Hier gehts zu den "Eppinger Museumsspaziergängen"

https://www.eppingen.de/freizeit/museen/

 

 

In dem alemannischen Fachwerkbau von 1495, der zu den herausragenden Fachwerkbauten der Region gehört, fanden zur Zeiten der Pest Teile der Heidelberger Universität Zuflucht. Auf über 800 m² Ausstellungsfläche wurde hier das Stadt- und Fachwerkmuseum "Alte Universität" eingerichtet. Das Museum gilt inzwischen als wichtiges, überregional bedeutendes Museum zur Geschichte des Fachwerkbaus.

Neben der vor- und frühgeschichtlichen Sammlung und den Exponaten zur Entwicklung der Stadt gelten besondere Schwerpunkte des Museums Bauern und Bastlern, Hopfen und Malz, der Geschichte der Eppinger Feuerwehr, die zu den ältesten Wehren Badens gehört, sowie dem jährlich in der Altstadt stattfindenen Künstlerfahnenfestival sowie Wechselausstellungen.

 

 

Die "Alte Universität" in der Altstadtstraße/Fleischgasse 1 ist mit einer Giebelbreite von 12 m, einer Trauflänge von 16,5 m und einer Höhe von   22,5 m das größte und höchste Fachwerkhaus in Eppingen. Wie die im Spitzbogenfenster rechts neben der Eingangstür eingemeißelte Jahreszahl beweist, wurde das eindrucksvolle Gebäude 1494/95 im Stile eines spätmittelalterlichen Kaufhauses gebaut.

Die Erdgeschosshalle diente ursprünglich als städtisches Fleischhaus, in dem die Metzger an neun Verkaufsbänken ihre Waren feilboten. Nach der Metzgerordnung des 15./16. Jahrhunderts durften die Metzger nur im Fleischhaus schlachten und verkaufen. Das erste OG besaß in der Südwestecke einen Saal, in dem öffentliche Veranstaltungen, aber auch Hochzeiten durchgeführt wurden. Während der Jahrmärkte konnten die auswärtigen Kaufleute ihre Waren anbieten. Auf den drei Speichergeschossen wurde das Getreide und in den zwei Kellern Wein gelagert; denn die Pacht für die stadteigenen Äcker und Weinberge wurde ebenso wie der Frucht- und Weinzehnte des Dorfes Mühlbach, von dem die Stadt 1/4 erhielt, als Naturalabgabe geleistet.

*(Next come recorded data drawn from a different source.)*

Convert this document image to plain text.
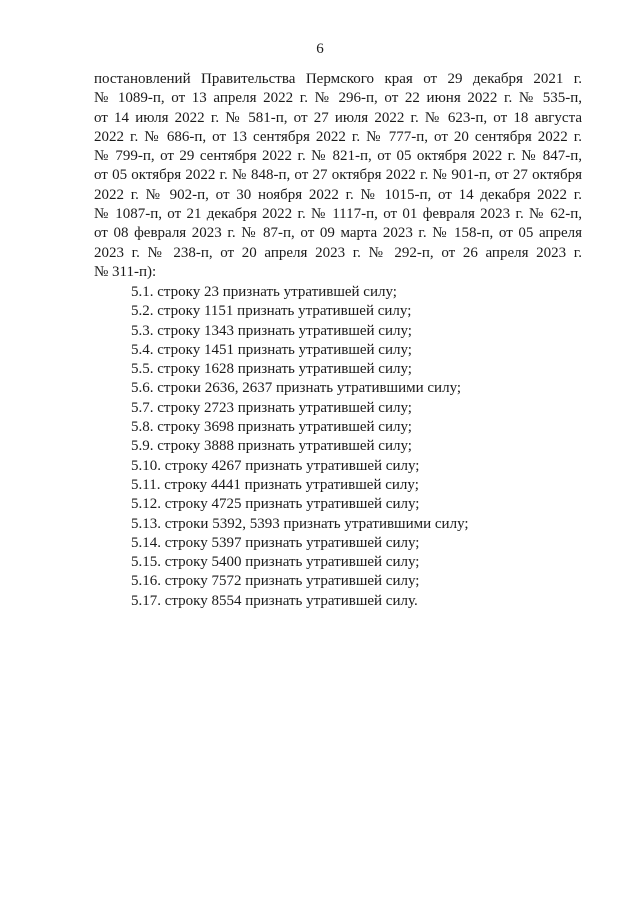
6
постановлений Правительства Пермского края от 29 декабря 2021 г.
№ 1089-п, от 13 апреля 2022 г. № 296-п, от 22 июня 2022 г. № 535-п,
от 14 июля 2022 г. № 581-п, от 27 июля 2022 г. № 623-п, от 18 августа
2022 г. № 686-п, от 13 сентября 2022 г. № 777-п, от 20 сентября 2022 г.
№ 799-п, от 29 сентября 2022 г. № 821-п, от 05 октября 2022 г. № 847-п,
от 05 октября 2022 г. № 848-п, от 27 октября 2022 г. № 901-п, от 27 октября
2022 г. № 902-п, от 30 ноября 2022 г. № 1015-п, от 14 декабря 2022 г.
№ 1087-п, от 21 декабря 2022 г. № 1117-п, от 01 февраля 2023 г. № 62-п,
от 08 февраля 2023 г. № 87-п, от 09 марта 2023 г. № 158-п, от 05 апреля
2023 г. № 238-п, от 20 апреля 2023 г. № 292-п, от 26 апреля 2023 г.
№ 311-п):
5.1. строку 23 признать утратившей силу;
5.2. строку 1151 признать утратившей силу;
5.3. строку 1343 признать утратившей силу;
5.4. строку 1451 признать утратившей силу;
5.5. строку 1628 признать утратившей силу;
5.6. строки 2636, 2637 признать утратившими силу;
5.7. строку 2723 признать утратившей силу;
5.8. строку 3698 признать утратившей силу;
5.9. строку 3888 признать утратившей силу;
5.10. строку 4267 признать утратившей силу;
5.11. строку 4441 признать утратившей силу;
5.12. строку 4725 признать утратившей силу;
5.13. строки 5392, 5393 признать утратившими силу;
5.14. строку 5397 признать утратившей силу;
5.15. строку 5400 признать утратившей силу;
5.16. строку 7572 признать утратившей силу;
5.17. строку 8554 признать утратившей силу.
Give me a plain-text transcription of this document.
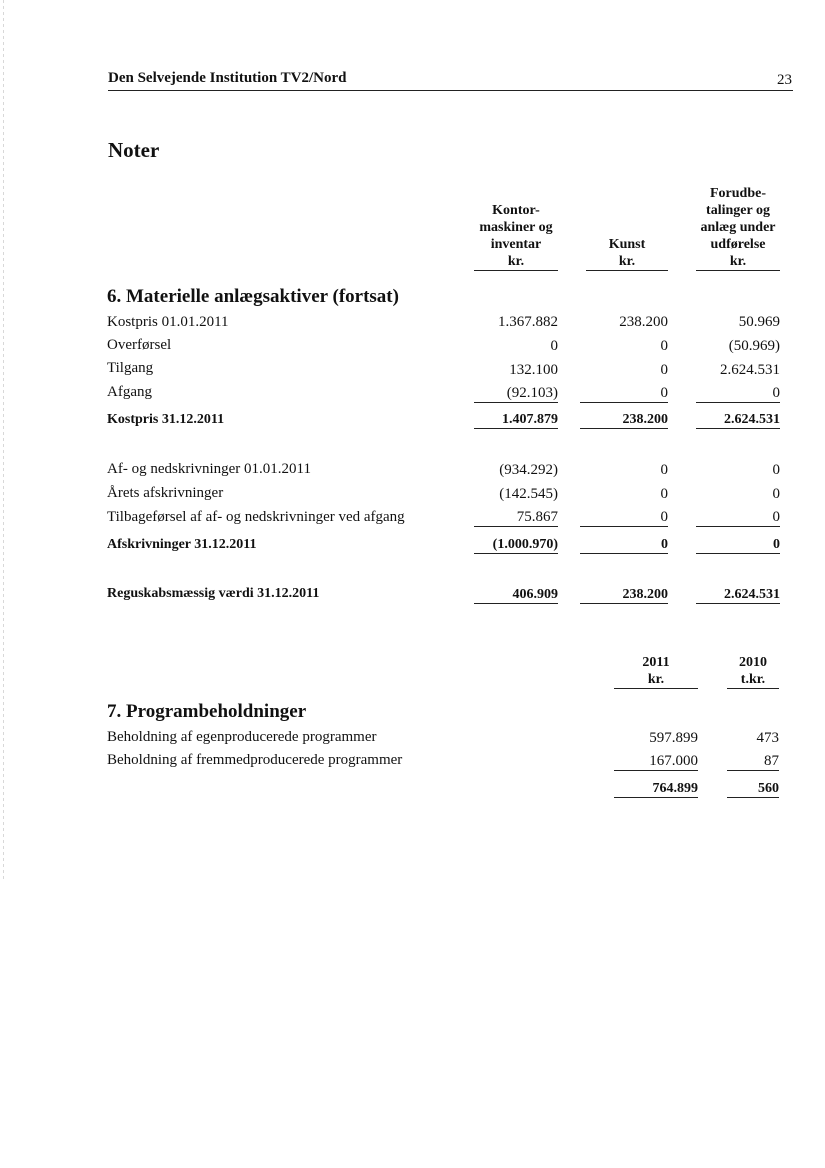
Den Selvejende Institution TV2/Nord	23
Noter
Kontor-
maskiner og
inventar
kr.
Kunst
kr.
Forudbe-
talinger og
anlæg under
udførelse
kr.
6. Materielle anlægsaktiver (fortsat)
Kostpris 01.01.2011	1.367.882	238.200	50.969
Overførsel	0	0	(50.969)
Tilgang	132.100	0	2.624.531
Afgang	(92.103)	0	0
Kostpris 31.12.2011	1.407.879	238.200	2.624.531
Af- og nedskrivninger 01.01.2011	(934.292)	0	0
Årets afskrivninger	(142.545)	0	0
Tilbageførsel af af- og nedskrivninger ved afgang	75.867	0	0
Afskrivninger 31.12.2011	(1.000.970)	0	0
Reguskabsmæssig værdi 31.12.2011	406.909	238.200	2.624.531
2011
kr.
2010
t.kr.
7. Programbeholdninger
Beholdning af egenproducerede programmer	597.899	473
Beholdning af fremmedproducerede programmer	167.000	87
764.899	560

Während der Pest fand hier 1564/65 ein Teil der Artistenfakultät in Heidelberg Unterkunft. Die "Alte Universität" erinnert an dieses Ereignis.

1749 kaufte der Schulmeister Joh. Georg Rieger das „gemein Stadtfleischhaus“ und baute es im Stil seiner Zeit zu einem Wohnhaus um. Im Laufe der Zeit wuchs infolge Besitzzersplitterung die Zahl der Eigentümer auf 16 an, von denen die Stadt Eppingen zwischen 1965 und 1973 alle Anteile aufkaufte. Seit der Generalsanierung 1984/87 dient das Gebäude als „Stadt- und Fachwerkmuseum".


„Un ebbes Bsunders“
Das von einem Wappenhalter gehaltene Doppelwappen neben der Eingangstür zeigt links das kurpfälzische und rechts das gemmingen´sche Wappen. Es verweist darauf, dass zur Zeit der Errichtung dieses Fachwerkhauses Eppingen zur Kurpfalz gehörte, aber an die Ritter von Gemmingen verpfändet war. Dass beide Wappen gleich groß sind, stellt eine heraldische „Unerhörtheit“ dar, denn der Kurfürst der Pfalz stand als Landesherr und ranghöchster weltlicher Fürst nach dem Kaiser rangmäßig weit über den Reichsrittern von Gemmingen.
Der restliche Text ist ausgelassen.